The Era of Ultra-Low Interest Rates is Over
Gone are the days when securing a mortgage with ultra-low interest rates was the norm. For more than a decade, borrowers enjoyed the benefits of these rates, but the tide has turned. As interest rates begin to climb, a whopping 150,000 borrowers find themselves every month transitioning from their low fixed-rate deals to mortgage rates that are alarmingly two to three, or even four times higher. This hike is not just a mere inconvenience; it’s reshaping the financial situation for countless UK households, making mortgage payments the most significant chunk of their monthly expenses.
But How Bad is the Situation Really?
The term ‘mortgage crisis’ has been bandied about, but to fully understand the gravity of the situation, it’s crucial to dive into the numbers. The Office for Budget Responsibility (OBR) recently predicted that by 2027, the average mortgage rate will peak at 4.2%. This is a notable increase from the 2% low at the end of 2021 and even surpasses the average rate of around 3% witnessed in the 2010s.
Interestingly, the OBR’s forecast encompasses both fixed and variable rates, including those lucky few who are still enjoying low fixed-rate deals. This is why their figures might seem a bit more optimistic compared to the market average rate for new home loans. Speaking of which, the current average for a two-year fixed-rate mortgage deal stands at a staggering 5.78%, with the five-year fix at 5.35%, according to Moneyfacts. This marks a significant uptick from the rates before the increase in 2022.
The Real Cost of Rising Rates
For homeowners, these numbers translate into substantial monthly increases. For instance, coming off an average rate of 2.64% from March 2022 to a two-year fixed rate now means the difference between paying £911 a month to £1,262 a month on a £200,000 mortgage over 25 years. And it’s not just the average borrower who’s feeling the heat; even those with significant equity in their homes or stellar credit profiles are facing increased costs.
Arjan Verbeek, CEO of mortgage lender Perenna, highlights the dilemma facing many homeowners. The substantial hike in monthly repayments forces borrowers to make tough choices, from delaying significant life events to dipping into retirement savings.
Yet, it’s not all doom and gloom. According to David Hollingworth from L&C Mortgages, the impact varies widely depending on individual circumstances. Those currently on low fixed-rate deals can breathe easier, while others have started tightening their belts, prioritising mortgage payments over other expenses.

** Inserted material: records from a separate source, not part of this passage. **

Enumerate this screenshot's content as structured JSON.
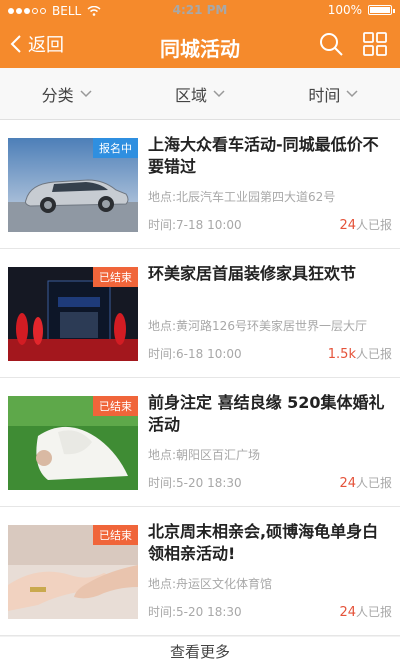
{
  "status": {
    "carrier": "BELL",
    "time": "4:21 PM",
    "battery": "100%"
  },
  "nav": {
    "back_label": "返回",
    "title": "同城活动"
  },
  "filters": [
    {
      "label": "分类"
    },
    {
      "label": "区域"
    },
    {
      "label": "时间"
    }
  ],
  "items": [
    {
      "tag": "报名中",
      "title": "上海大众看车活动-同城最低价不要错过",
      "address": "地点:北辰汽车工业园第四大道62号",
      "time": "时间:7-18  10:00",
      "count_num": "24",
      "count_suffix": "人已报"
    },
    {
      "tag": "已结束",
      "title": "环美家居首届装修家具狂欢节",
      "address": "地点:黄河路126号环美家居世界一层大厅",
      "time": "时间:6-18  10:00",
      "count_num": "1.5k",
      "count_suffix": "人已报"
    },
    {
      "tag": "已结束",
      "title": "前身注定  喜结良缘  520集体婚礼活动",
      "address": "地点:朝阳区百汇广场",
      "time": "时间:5-20  18:30",
      "count_num": "24",
      "count_suffix": "人已报"
    },
    {
      "tag": "已结束",
      "title": "北京周末相亲会,硕博海龟单身白领相亲活动!",
      "address": "地点:舟运区文化体育馆",
      "time": "时间:5-20  18:30",
      "count_num": "24",
      "count_suffix": "人已报"
    }
  ],
  "more_label": "查看更多",
  "colors": {
    "brand": "#f58a2c",
    "ongoing": "#2f8fe0",
    "ended": "#f0653a",
    "count": "#e5533a"
  }
}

Navigating the Choppy Waters
As UK homeowners deal with this turbulent financial period, the concept of a ‘mortgage crisis’ becomes more nuanced. Yes, the increase in payments is challenging and has forced many to reevaluate their financial priorities. However, the resilience of homeowners, coupled with the adaptive nature of the financial market, offers a glimmer of hope. The key to weathering this storm lies in strategic financial planning, seeking advice from mortgage experts, and perhaps most importantly, preparing for the possibility of further rate hikes in the future.